Lagos, Nigeria – Fitch Ratings has projected that Nigeria’s foreign exchange reserves will decline to $47 billion (approximately N73.3 trillion) by the end of 2026, despite ongoing reforms aimed at stabilising the economy, while affirming the country’s Long-Term Foreign Currency Issuer Default Rating at ‘B’ with a Stable Outlook.
Okay News reports that Fitch noted that gross foreign exchange reserves rose to $49.4 billion at the end of March 2026, from $32 billion in mid-April 2024, but forecast a marginal decline to $47 billion at end-2026, reflecting higher spending pressures and external risks. However, the agency expects reserves to cover seven months of current external payments, well above the ‘B’ median of 4.3 months.

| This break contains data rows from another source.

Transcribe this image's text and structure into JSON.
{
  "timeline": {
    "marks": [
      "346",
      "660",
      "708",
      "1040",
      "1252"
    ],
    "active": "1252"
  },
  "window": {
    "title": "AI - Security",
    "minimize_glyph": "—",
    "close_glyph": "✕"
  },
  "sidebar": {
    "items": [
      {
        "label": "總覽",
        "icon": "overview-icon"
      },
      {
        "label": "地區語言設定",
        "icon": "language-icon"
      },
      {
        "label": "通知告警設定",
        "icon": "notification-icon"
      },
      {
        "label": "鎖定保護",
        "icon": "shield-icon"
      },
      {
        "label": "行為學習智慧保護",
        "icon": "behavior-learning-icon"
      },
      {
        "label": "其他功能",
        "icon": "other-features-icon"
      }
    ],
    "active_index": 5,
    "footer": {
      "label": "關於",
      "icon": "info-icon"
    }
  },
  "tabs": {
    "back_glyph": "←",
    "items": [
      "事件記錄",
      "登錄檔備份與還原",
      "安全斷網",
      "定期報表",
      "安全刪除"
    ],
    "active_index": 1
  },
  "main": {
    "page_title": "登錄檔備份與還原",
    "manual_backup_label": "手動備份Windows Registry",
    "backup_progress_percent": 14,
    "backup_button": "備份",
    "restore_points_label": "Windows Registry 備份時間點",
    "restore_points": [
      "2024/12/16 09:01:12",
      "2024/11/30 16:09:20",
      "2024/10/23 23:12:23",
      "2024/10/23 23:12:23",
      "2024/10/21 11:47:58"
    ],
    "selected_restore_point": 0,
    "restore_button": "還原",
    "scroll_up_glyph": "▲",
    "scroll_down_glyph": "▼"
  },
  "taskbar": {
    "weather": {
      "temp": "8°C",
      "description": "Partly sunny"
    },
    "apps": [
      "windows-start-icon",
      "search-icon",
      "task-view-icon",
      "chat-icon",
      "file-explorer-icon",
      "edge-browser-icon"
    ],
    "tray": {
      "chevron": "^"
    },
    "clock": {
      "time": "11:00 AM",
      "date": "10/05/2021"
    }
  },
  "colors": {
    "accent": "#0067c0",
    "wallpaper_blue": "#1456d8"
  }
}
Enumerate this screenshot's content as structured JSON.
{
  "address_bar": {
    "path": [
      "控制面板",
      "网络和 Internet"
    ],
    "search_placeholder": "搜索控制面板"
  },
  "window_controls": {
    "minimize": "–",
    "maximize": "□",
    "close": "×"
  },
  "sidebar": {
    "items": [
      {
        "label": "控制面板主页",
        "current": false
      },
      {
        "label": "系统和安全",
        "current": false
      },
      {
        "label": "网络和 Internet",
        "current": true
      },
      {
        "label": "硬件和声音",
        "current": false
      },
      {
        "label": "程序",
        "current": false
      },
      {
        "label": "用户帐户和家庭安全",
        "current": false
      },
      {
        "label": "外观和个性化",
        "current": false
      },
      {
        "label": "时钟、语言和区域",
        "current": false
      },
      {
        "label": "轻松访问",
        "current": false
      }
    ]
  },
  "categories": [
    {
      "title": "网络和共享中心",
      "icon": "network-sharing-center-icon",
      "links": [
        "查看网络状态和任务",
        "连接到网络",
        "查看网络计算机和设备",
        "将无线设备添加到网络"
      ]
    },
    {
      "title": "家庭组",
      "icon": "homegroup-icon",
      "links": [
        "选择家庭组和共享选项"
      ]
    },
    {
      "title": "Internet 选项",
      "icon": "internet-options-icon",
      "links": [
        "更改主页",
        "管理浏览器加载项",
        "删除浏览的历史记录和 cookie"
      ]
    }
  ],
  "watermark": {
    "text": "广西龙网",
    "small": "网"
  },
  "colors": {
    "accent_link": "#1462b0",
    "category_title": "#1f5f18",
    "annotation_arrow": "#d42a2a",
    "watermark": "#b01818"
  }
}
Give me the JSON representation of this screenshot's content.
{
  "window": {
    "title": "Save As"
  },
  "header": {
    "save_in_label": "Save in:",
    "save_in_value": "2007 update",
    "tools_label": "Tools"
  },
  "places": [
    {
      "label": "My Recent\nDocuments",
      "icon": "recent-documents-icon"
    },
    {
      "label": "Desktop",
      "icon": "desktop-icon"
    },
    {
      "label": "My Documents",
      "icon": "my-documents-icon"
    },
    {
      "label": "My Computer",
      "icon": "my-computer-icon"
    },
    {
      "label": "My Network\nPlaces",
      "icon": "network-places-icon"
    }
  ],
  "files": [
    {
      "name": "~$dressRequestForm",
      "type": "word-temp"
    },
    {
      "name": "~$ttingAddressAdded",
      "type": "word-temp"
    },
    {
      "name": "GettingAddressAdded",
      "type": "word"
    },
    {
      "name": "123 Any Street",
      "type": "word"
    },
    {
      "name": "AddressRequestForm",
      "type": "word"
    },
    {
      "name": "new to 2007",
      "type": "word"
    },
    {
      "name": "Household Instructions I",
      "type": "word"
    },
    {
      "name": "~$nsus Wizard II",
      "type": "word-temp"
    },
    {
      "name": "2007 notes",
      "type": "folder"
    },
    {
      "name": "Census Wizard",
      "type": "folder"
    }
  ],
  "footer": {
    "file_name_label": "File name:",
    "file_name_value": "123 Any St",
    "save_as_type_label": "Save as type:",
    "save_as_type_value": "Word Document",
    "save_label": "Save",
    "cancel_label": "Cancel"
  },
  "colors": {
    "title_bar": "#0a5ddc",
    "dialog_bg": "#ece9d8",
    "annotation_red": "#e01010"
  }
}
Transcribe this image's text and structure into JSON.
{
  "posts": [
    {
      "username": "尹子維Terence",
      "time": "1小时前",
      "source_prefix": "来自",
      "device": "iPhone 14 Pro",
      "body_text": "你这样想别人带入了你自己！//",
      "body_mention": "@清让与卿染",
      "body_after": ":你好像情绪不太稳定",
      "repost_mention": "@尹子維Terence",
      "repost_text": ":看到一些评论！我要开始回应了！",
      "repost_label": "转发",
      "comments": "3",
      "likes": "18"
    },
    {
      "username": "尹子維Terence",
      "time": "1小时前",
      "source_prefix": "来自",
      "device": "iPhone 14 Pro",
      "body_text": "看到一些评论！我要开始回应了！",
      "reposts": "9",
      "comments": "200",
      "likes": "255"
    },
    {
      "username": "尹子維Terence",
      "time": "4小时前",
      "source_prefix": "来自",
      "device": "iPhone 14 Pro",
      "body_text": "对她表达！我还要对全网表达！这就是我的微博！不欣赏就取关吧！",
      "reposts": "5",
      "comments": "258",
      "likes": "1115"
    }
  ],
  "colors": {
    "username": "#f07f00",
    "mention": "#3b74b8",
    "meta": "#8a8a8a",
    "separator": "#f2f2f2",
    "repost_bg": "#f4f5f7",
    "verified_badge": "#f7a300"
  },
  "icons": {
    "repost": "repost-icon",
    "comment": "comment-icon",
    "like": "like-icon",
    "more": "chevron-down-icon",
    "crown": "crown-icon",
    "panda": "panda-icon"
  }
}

The rating agency stated that recent Central Bank of Nigeria reforms have supported market normalisation and relative naira stability, but warned that fiscal pressures and external vulnerabilities could drive modest currency depreciation in the near term. Fitch highlighted structural challenges including a projected budget deficit of nearly 5 percent of GDP in 2026, with revenue expected to remain below the ‘B’ category average at about 11 percent of GDP.
Inflation is forecast to average 16 percent in 2026, down from 23 percent in 2024, while real GDP growth is expected to remain steady at 4.1 percent, supported by oil sector expansion. This external reserves forecast underscores the delicate balance between reform-driven gains and ongoing fiscal pressures facing Nigeria’s economy.